After coming to ISU, he extended his research into the area of the chemistry of glasses, developing the broad area of ionic glasses based upon the element sulfur into a new field of research. Nearly all of the research on these so-called “sulfide” glasses up to that point had concentrated on sulfide glasses that were built from covalent chemical bonding rather than ionic chemical bonding. Martin won his first NSF grant in 1988, the first ever awarded to a faculty member in the MSE department at Iowa State, to explore ionic sulfide glasses that were analogous to the well-known common silicate glasses.
For many years, Martin collaborated with Ferdinando Borsa, emeritus professor in Iowa State’s department of physics, to pioneer the combined use of nuclear magnetic resonance and electrical conductivity measurements to examine the speed at which alkali ions, such as Li+, move inside these ionic glasses. Such lithium-ion conducting glasses are now being used in new types of lithium batteries. Martin has expanded these measurements in collaboration with Professor Roland Bohmer in Darmstadt, Germany, to study the use of sodium conducting glasses in sodium batteries. These studies contribute to the development of battery technology needed for Iowa’s growing generation of wind energy.
Martin’s initial curiosity in the power of sodium chemistry has come full circle, and he and his students are now researching ways to safely harness that power to help Iowa’s renewable energy economy. This led him to develop a large international collaboration between three universities in the U.S. and four universities in Europe to develop a new type of solid-state battery separator to be used instead of the caustic and dangerous lead acid liquid separator used in common lead-acid batteries.
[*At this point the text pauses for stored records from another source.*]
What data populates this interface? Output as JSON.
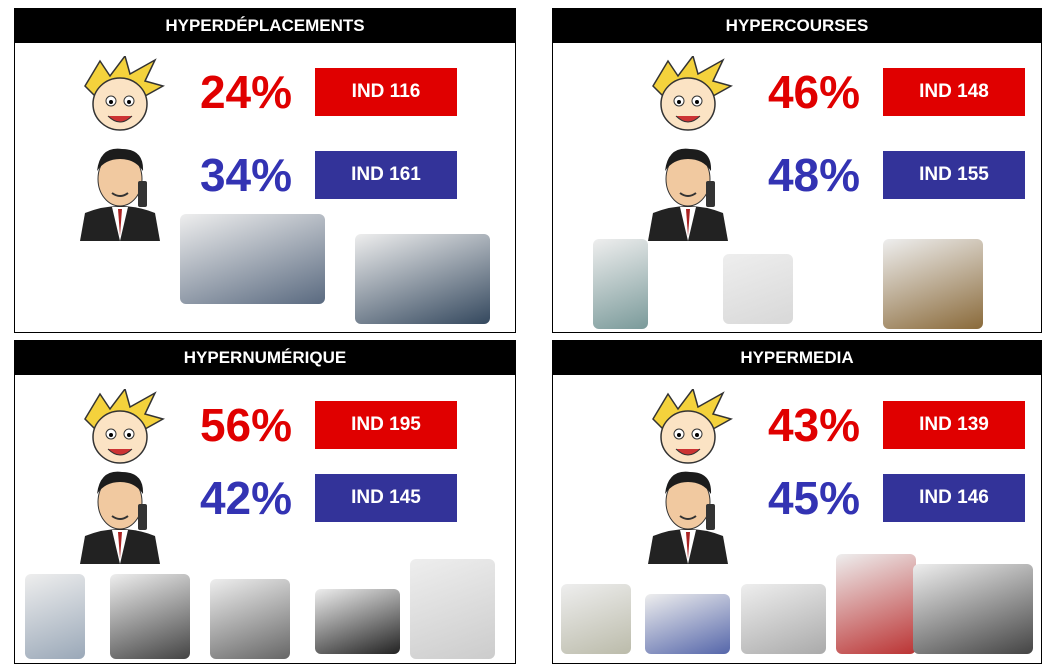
{
  "panels": [
    {
      "title": "HYPERDÉPLACEMENTS",
      "rows": [
        {
          "percent": "24%",
          "index": "IND 116"
        },
        {
          "percent": "34%",
          "index": "IND 161"
        }
      ]
    },
    {
      "title": "HYPERCOURSES",
      "rows": [
        {
          "percent": "46%",
          "index": "IND 148"
        },
        {
          "percent": "48%",
          "index": "IND 155"
        }
      ]
    },
    {
      "title": "HYPERNUMÉRIQUE",
      "rows": [
        {
          "percent": "56%",
          "index": "IND 195"
        },
        {
          "percent": "42%",
          "index": "IND 145"
        }
      ]
    },
    {
      "title": "HYPERMEDIA",
      "rows": [
        {
          "percent": "43%",
          "index": "IND 139"
        },
        {
          "percent": "45%",
          "index": "IND 146"
        }
      ]
    }
  ]
}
These new solid-state separator glasses may help unlock the potential of safe but energy dense all solid-state batteries.
In addition to his work on new sodium batteries for wind energy storage, Martin and his team also researched the development of new high Li+ ion based glasses so they can be used in new batteries based upon lithium and sulfur—a safer, cheaper, more reliable and more energy dense improvement on traditional lithium-ion battery technology.
When not in the classroom or the research laboratory, Martin serves as a faculty adviser to the ISU Gaffers Guild, a club that trains students in the art and science of glass blowing. Martin enjoys using the glass studio as a way to interest young learners in science, the way that sodium explosion so many years ago caught his interest.
In 1995, Martin was awarded an R&D 100 award for his development of a new class of ultra-low expansion optical fibers for laser surgery.
The MSE department has recognized Martin for his dedication to research and teaching through multiple awards. In 2003, he was awarded the department’s Excellence in Service Award. In 2005, he was awarded the Excellence in Research award, and in 2009, he received the Excellence in Teaching award. To date (2013), he is the only faculty member to have won all three.
He was named a University Professor in 2006 for his work in developing university-wide programs in undergraduate research and was named an Anson Marston Distinguished Professor in Engineering in 2009 for his international leadership and recognition in research in glass. He is one of only two professors in the 155-year history of Iowa State University to be awarded both distinctions.
In 2002, Martin was elevated to the rank of Fellow of the American Ceramic Society in the Glass and Optical Materials. In 2009, he was awarded the George W. Morey Award in Glass Science from the Glass and Optical Materials Division (GOMD) of the American Ceramic Society, the highest award of the GOMD.